The original photo with scrub tree and McCormick Place (JWB, 2012)
A couple of things bothered me about the image, though.  For one, there was that little scrub tree just beyond the fallen tree that clogged up the very middle of the composition.  It hogged the eye’s attention and gummed up the relationship between the limbs of the fallen tree and the blurry vision of the city skyline to the north.

Also, there was the black outline of the mid-century wonder, McCormick Place, just beyond that little, scruffy tree.  Same problem.  C. F. Murphy’s black box, amazing as it is with its massive trusses and fantastic clear spans, was in the way.

So I went to work, removing the little tree and McCormick Place.  It took seven hours or more for a fire to burn down the first McCormick Place in 1967.  I got rid of the second one in less than five minutes.  And the scrubby tree, as well.  I also cut off that protruding broken branch from the middle of the limb second form the bottom of the shot and removed the shadow just below where the small tree had been cut down.  From there it was just a process of extending the downtown skyline to fill in the spot where McCormick Place had stood, plant some new grass where the little tree had been removed, and add some additional foliage to the trees in the middle distance to make up for the loss of the exhibition hall.

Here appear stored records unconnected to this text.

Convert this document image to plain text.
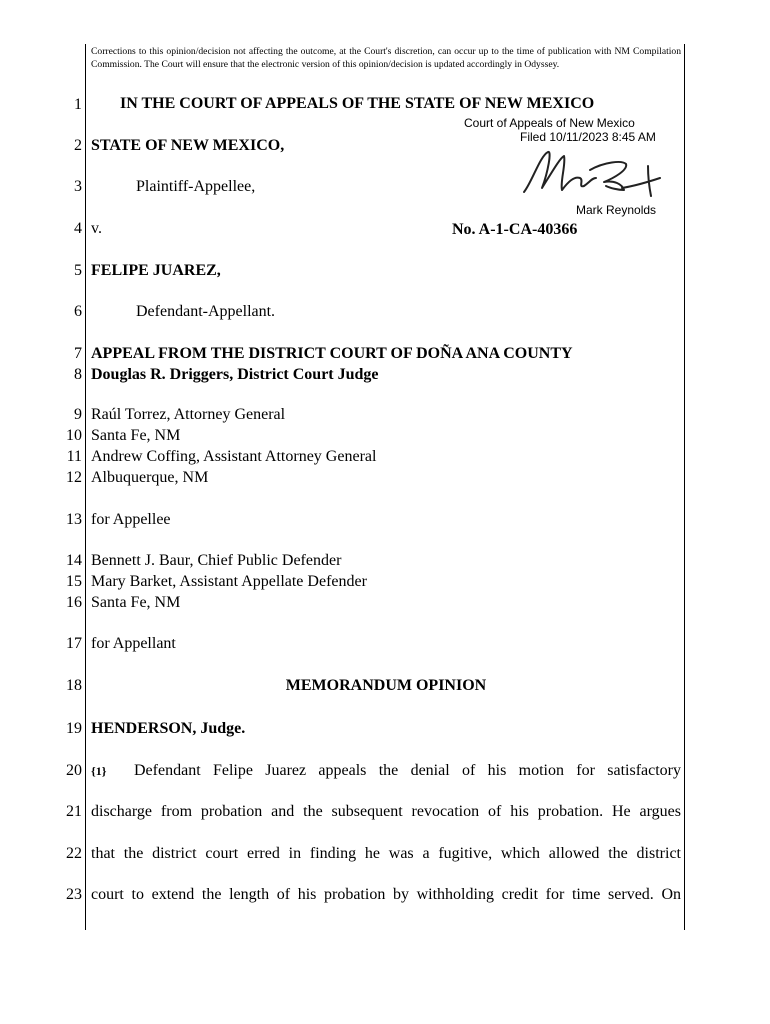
Corrections to this opinion/decision not affecting the outcome, at the Court's discretion, can occur up to the time of publication with NM Compilation Commission. The Court will ensure that the electronic version of this opinion/decision is updated accordingly in Odyssey.
1
2
3
4
5
6
7
8
9
10
11
12
13
14
15
16
17
18
19
20
21
22
23
IN THE COURT OF APPEALS OF THE STATE OF NEW MEXICO
Court of Appeals of New Mexico
Filed 10/11/2023 8:45 AM
Mark Reynolds
STATE OF NEW MEXICO,
Plaintiff-Appellee,
v.	No. A-1-CA-40366
FELIPE JUAREZ,
Defendant-Appellant.
APPEAL FROM THE DISTRICT COURT OF DOÑA ANA COUNTY
Douglas R. Driggers, District Court Judge
Raúl Torrez, Attorney General
Santa Fe, NM
Andrew Coffing, Assistant Attorney General
Albuquerque, NM
for Appellee
Bennett J. Baur, Chief Public Defender
Mary Barket, Assistant Appellate Defender
Santa Fe, NM
for Appellant
MEMORANDUM OPINION
HENDERSON, Judge.
{1} Defendant Felipe Juarez appeals the denial of his motion for satisfactory
discharge from probation and the subsequent revocation of his probation. He argues
that the district court erred in finding he was a fugitive, which allowed the district
court to extend the length of his probation by withholding credit for time served. On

The new shot, not perfect, but a fairly successful experiment (JWB, 2012)
I know that removing a 300,000 square foot exhibition center from an image seems like radical surgery, to some, I suppose, even a dishonest act.  But the photo now does what I want it to do in a much clearer way.  I also know that to seasoned pros this is all simple stuff, but I’m just getting started at the PhotoShop game.  I’m like a kid with a brand new bicycle . . . I want to be on it all the time.